All these examples indicate a wish to see an erasure of Arabic in Israel, an attempt to uproot and humiliate it. This attests not just to the attitude toward the language, but mainly to its speakers. Since 2014, Arabic has been undergoing a consistent downgrading, wrapped in constitutional language. The pinnacle was the passing of the nation-state law, which turned Arabic from an official language, which even then did not enjoy the privileges reserved for such a status, to “a language with special status.” It’s so special here that it’s on the way to being eviscerated.

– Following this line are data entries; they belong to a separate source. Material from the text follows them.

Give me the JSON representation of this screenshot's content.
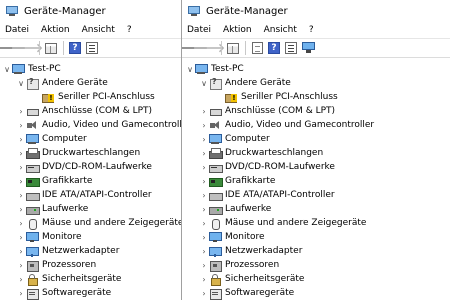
{
  "title": "Geräte-Manager",
  "menu": [
    "Datei",
    "Aktion",
    "Ansicht",
    "?"
  ],
  "tree": {
    "root": "Test-PC",
    "categories": [
      {
        "label": "Andere Geräte",
        "icon": "unknown-device-icon",
        "expanded": true
      },
      {
        "label": "Seriller PCI-Anschluss",
        "icon": "pci-warning-icon",
        "child": true
      },
      {
        "label": "Anschlüsse (COM & LPT)",
        "icon": "port-icon"
      },
      {
        "label": "Audio, Video und Gamecontroller",
        "icon": "audio-icon"
      },
      {
        "label": "Computer",
        "icon": "computer-icon"
      },
      {
        "label": "Druckwarteschlangen",
        "icon": "print-queue-icon"
      },
      {
        "label": "DVD/CD-ROM-Laufwerke",
        "icon": "dvd-drive-icon"
      },
      {
        "label": "Grafikkarte",
        "icon": "graphics-card-icon"
      },
      {
        "label": "IDE ATA/ATAPI-Controller",
        "icon": "ide-controller-icon"
      },
      {
        "label": "Laufwerke",
        "icon": "disk-drive-icon"
      },
      {
        "label": "Mäuse und andere Zeigegeräte",
        "icon": "mouse-icon"
      },
      {
        "label": "Monitore",
        "icon": "monitor-icon"
      },
      {
        "label": "Netzwerkadapter",
        "icon": "network-adapter-icon"
      },
      {
        "label": "Prozessoren",
        "icon": "processor-icon"
      },
      {
        "label": "Sicherheitsgeräte",
        "icon": "security-device-icon"
      },
      {
        "label": "Softwaregeräte",
        "icon": "software-device-icon"
      }
    ]
  }
}
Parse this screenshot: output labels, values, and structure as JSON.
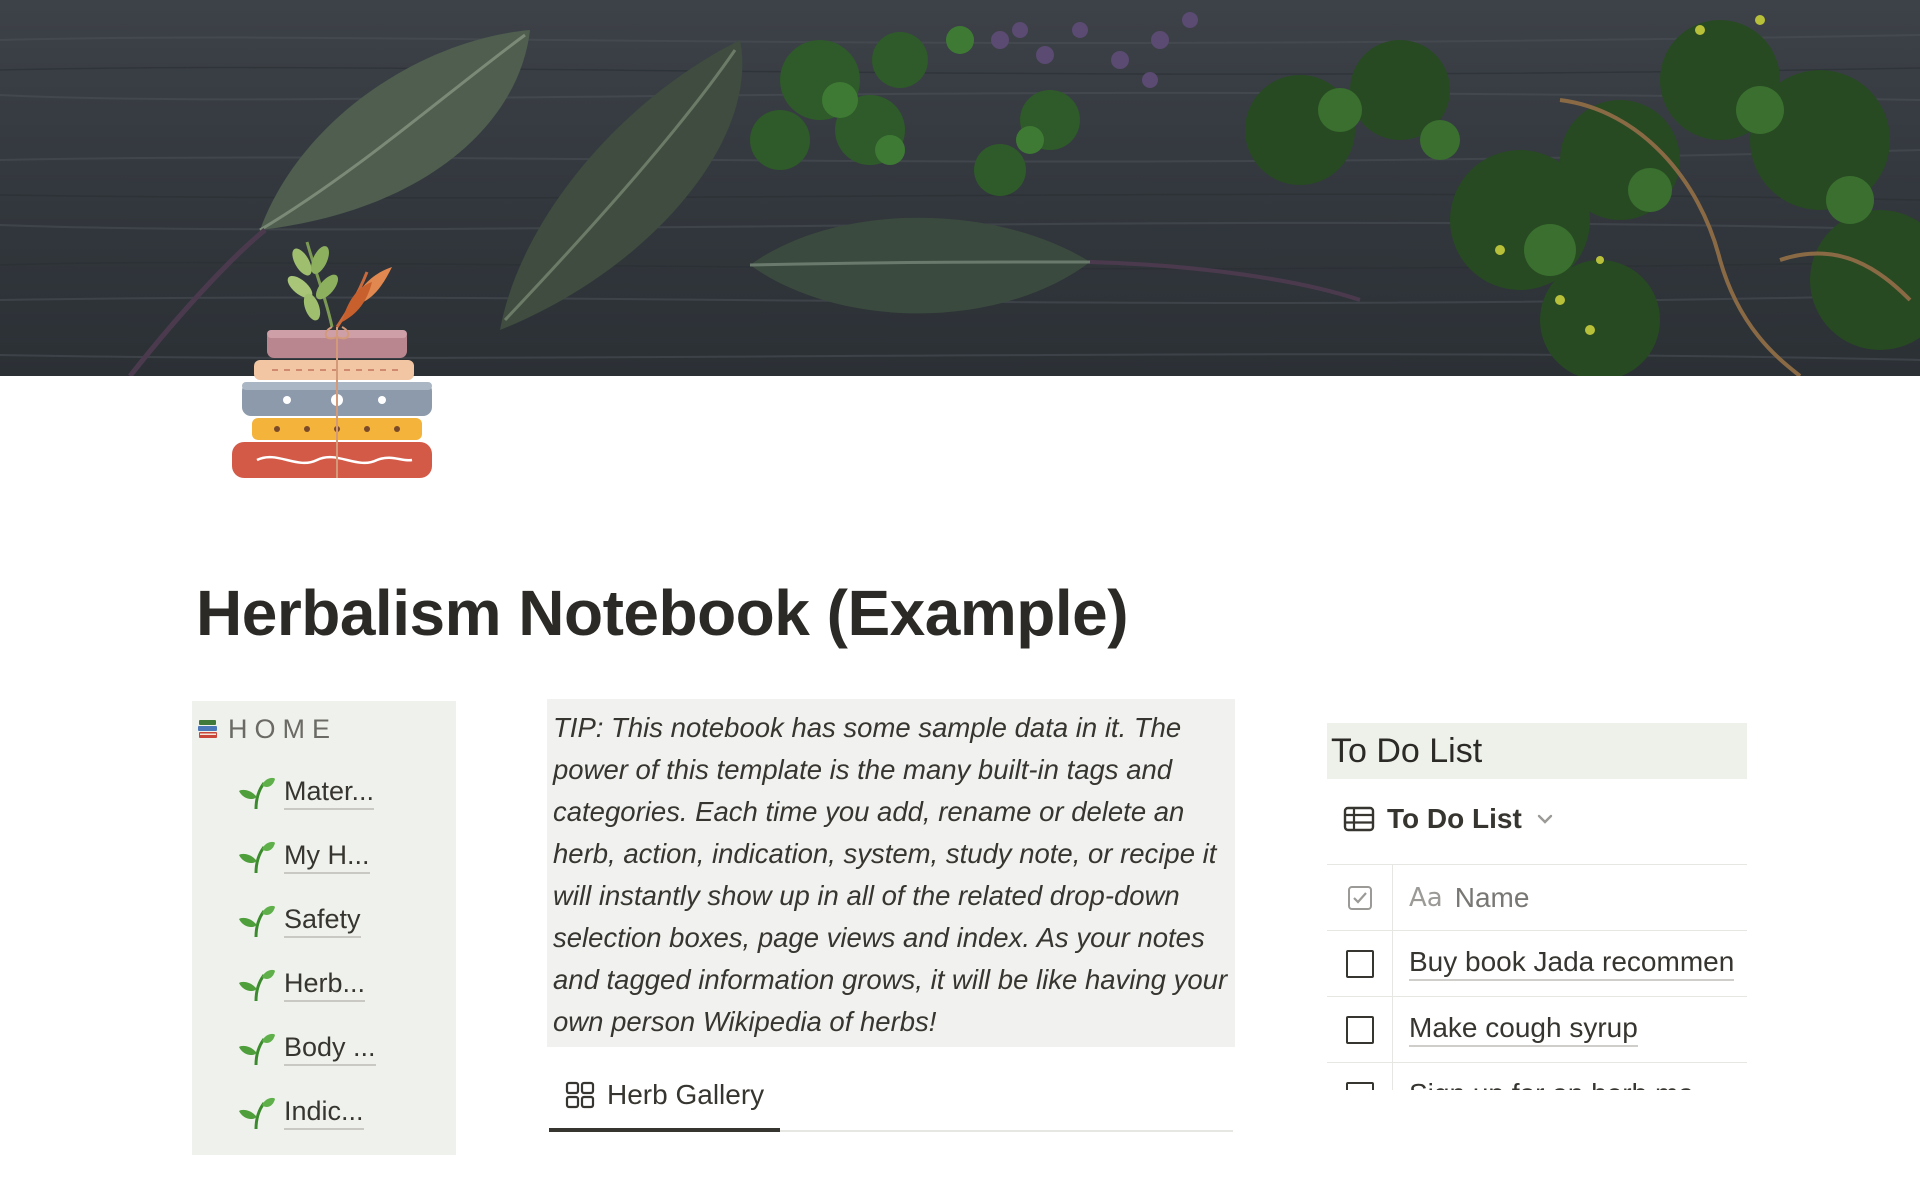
{
  "page": {
    "title": "Herbalism Notebook (Example)"
  },
  "cover": {
    "image_name": "herbs-on-wood-cover"
  },
  "icon": {
    "name": "books-with-herbs-icon"
  },
  "home": {
    "heading": "HOME",
    "items": [
      {
        "label": "Mater...",
        "icon": "sprout-icon"
      },
      {
        "label": "My H...",
        "icon": "sprout-icon"
      },
      {
        "label": "Safety",
        "icon": "sprout-icon"
      },
      {
        "label": "Herb...",
        "icon": "sprout-icon"
      },
      {
        "label": "Body ...",
        "icon": "sprout-icon"
      },
      {
        "label": "Indic...",
        "icon": "sprout-icon"
      }
    ]
  },
  "tip": {
    "text": "TIP: This notebook has some sample data in it. The power of this template is the many built-in tags and categories. Each time you add, rename or delete an herb, action, indication, system, study note, or recipe it will instantly show up in all of the related drop-down selection boxes, page views and index. As your notes and tagged information grows, it will be like having your own person Wikipedia of herbs!"
  },
  "gallery": {
    "tab_label": "Herb Gallery"
  },
  "todo": {
    "heading": "To Do List",
    "view_label": "To Do List",
    "columns": {
      "name_prefix": "Aa",
      "name": "Name"
    },
    "rows": [
      {
        "name": "Buy book Jada recommen",
        "checked": false
      },
      {
        "name": "Make cough syrup",
        "checked": false
      },
      {
        "name": "Sign up for an herb ma",
        "checked": false
      }
    ]
  },
  "colors": {
    "nav_background": "#eff2ec",
    "tip_background": "#f1f1ef",
    "todo_header_background": "#eef0ea",
    "text": "#37352f"
  }
}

The downgrading of Arabic is not happening as part of a drive to place the country’s Palestinian citizens within some imaginary and inclusive “Israeliness.” On the contrary, the downgrading of Arabic, which has long been the language of this place, is meant to sever the link between the Arabic language and this land. The goal is to equate it to the rest of the main spoken languages in Israel that are not Hebrew.

But in contrast to Russian and Amharic, Arabic is the native language of this region. It didn’t arrive here from other places around the globe and was not brought here for demographic purposes. It’s always been here and always will be. The downgrading of its status is designed to treat its speakers as “migrants,” or “citizens by grace of the state,” needing help to fit in to the host country, even though the opposite is true.

All this of course doesn’t prevent Israelis who back the nation-state law from exploiting the symbolic capital of Arabic, giving their restaurants exotic Arabic names and taking videos showing Israelis saying two words in Arabic (it’s good for public relations). Sababa? Sababa.